The following tables documents the columns resulting from this command:

Column	Description
`CPU`	Logical CPU ID, or `all` for summary
`%usr`	User-time, excluding `%nice`
`%nice`	User-time for processes with a nice'd priority
`%sys`	System-time (kernel)
`%iowait`	I/O wait
`%irq`	Hardware interrupt CPU usage
`%soft`	Software interrupt CPU usage
`%steal`	Time spent servicing other tenants
`%guest`	CPU time spent in guest virtual machines
`%gnice`	CPU time to run a niced guest
`%idle`	Idle

Of note are the %usr, %sys, and %idle columns which can indiciate the ration between user/kernel CPU usage. Additionally, a single hot CPU (%usr + %sys) can indicate a large single-threaded workload.

pidstat

This tool presents CPU utilization information as broken down by process. By default it only shows active (non-idle) processes. Passing the -p ALL flag will instead force it to show statistics for all processes.

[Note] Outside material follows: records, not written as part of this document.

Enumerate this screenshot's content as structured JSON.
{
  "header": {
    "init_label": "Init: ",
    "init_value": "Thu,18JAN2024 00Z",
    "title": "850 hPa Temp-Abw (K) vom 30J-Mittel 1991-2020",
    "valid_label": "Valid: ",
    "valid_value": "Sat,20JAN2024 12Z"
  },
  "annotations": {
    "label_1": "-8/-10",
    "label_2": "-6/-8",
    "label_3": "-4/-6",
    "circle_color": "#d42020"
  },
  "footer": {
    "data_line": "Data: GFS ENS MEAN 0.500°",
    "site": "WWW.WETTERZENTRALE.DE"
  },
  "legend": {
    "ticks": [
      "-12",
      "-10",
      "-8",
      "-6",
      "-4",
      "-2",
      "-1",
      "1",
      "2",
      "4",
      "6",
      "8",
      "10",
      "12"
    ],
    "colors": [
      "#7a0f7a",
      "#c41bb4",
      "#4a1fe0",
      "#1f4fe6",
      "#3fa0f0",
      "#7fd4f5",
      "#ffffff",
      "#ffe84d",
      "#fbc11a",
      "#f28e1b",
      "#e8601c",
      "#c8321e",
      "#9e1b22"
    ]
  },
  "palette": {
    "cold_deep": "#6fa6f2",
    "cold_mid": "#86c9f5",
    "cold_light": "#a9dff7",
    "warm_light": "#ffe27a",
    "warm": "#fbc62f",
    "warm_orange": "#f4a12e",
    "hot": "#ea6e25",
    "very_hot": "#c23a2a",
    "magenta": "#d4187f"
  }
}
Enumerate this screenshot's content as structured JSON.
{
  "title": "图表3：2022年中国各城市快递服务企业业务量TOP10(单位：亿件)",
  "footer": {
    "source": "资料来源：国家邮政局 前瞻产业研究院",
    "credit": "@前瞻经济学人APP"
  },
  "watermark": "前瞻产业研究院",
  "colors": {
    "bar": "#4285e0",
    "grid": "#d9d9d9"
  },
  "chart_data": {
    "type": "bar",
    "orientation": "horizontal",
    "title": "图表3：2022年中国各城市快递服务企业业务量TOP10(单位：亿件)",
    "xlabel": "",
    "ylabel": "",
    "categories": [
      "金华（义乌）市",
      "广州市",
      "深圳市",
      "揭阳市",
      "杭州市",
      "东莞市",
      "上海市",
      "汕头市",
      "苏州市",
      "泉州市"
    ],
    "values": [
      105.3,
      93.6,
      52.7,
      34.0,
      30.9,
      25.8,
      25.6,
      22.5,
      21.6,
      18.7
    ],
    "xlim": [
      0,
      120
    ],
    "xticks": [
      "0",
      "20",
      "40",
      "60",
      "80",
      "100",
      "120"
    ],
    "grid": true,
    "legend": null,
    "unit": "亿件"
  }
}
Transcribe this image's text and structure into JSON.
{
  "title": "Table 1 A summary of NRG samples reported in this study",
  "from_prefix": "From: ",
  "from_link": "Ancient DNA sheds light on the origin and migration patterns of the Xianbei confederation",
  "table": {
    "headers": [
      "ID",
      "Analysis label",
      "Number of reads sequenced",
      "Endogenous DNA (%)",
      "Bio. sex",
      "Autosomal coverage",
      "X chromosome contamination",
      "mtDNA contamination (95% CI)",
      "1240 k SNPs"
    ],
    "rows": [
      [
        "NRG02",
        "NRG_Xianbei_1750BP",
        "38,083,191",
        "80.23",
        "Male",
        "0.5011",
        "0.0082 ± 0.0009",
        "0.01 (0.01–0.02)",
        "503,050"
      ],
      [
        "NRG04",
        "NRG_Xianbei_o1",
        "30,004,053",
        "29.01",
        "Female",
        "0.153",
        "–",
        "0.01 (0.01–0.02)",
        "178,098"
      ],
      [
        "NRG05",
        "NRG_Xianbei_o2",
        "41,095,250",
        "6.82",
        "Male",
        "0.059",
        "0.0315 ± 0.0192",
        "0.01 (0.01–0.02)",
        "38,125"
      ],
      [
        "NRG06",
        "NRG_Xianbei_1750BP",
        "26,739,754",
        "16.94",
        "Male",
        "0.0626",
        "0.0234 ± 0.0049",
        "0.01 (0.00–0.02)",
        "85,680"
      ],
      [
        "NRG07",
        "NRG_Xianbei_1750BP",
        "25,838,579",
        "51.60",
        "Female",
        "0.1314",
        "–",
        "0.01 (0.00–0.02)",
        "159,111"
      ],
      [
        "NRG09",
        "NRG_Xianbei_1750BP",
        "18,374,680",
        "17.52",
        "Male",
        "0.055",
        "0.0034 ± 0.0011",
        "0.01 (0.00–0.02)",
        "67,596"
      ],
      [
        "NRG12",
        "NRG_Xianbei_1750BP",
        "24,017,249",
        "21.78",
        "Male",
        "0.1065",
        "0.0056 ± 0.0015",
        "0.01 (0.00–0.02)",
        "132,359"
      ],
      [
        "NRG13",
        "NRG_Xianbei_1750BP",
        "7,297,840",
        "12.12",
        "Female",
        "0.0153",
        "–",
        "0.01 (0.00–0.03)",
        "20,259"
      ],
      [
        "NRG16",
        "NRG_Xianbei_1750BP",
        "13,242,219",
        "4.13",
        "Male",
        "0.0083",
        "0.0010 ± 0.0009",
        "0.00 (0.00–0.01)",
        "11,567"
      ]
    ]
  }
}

The -d flag converts the output to reflect disk I/O statistics instead.

iostat

This tool provides per-disk I/O statistics. By default, without any additional flags or arguments, a summary-since-boot for CPU and disk statistics is printed. The following table details the short extended (-sx) columns presented:

Column	Description
`Device`	The device (or partition) name as listed in /dev
`tps`	Transactions per second (IOPS)
`kB/s`	Kbytes per second
`rqm/s`	Requests queued and merged per second
`await`	Average I/O response time, including time queued in the OS and the I/O response time of the device
`aqu-sz`	Average number of requests both waiting in the driver request queue and active on the device
`areq-sz`	Average request size in Kbytes
`%util`	Percent of time the device was busy processing I/O requests (utilization)

The most important metric in terms of delivered performance is await. What values constitutes good or bad is subjective depending on the workload. A high await can be caused by queueing, larger I/O sizes, random I/O on rotational disks, and device errors.

Nonzero counts in rqm/s indiciate a sequential workload. Small-sizes in areq-sz indicate a random I/O workload.

By omitting the -s flag, the columns are further broken down by read/writes. This can be helpful, especially considering writes are less impactful (due to write-back caching) and can otherwise skew the aggregated value.

free

This tool provides summarized information about memory usage. Most of these statistics reside in vmstat, however, of particular note is the available column which indiciates how much memory is available for reclamation, specifically memory being used in the cache which can be released (i.e. not dirty).

sar

This tool is very configurable and can provide a wide spectrum of data. The full breadth of what is possible is too much to detail here, refer to man sar for more details.

top

This is likely the most popular tool used by beginners for investigating the performance state of a machine. Of note is the %CPU column which shows CPU usage percentage (not normalized, meaning not average over all CPUs), and the TIME+ column which shows total CPU usage time.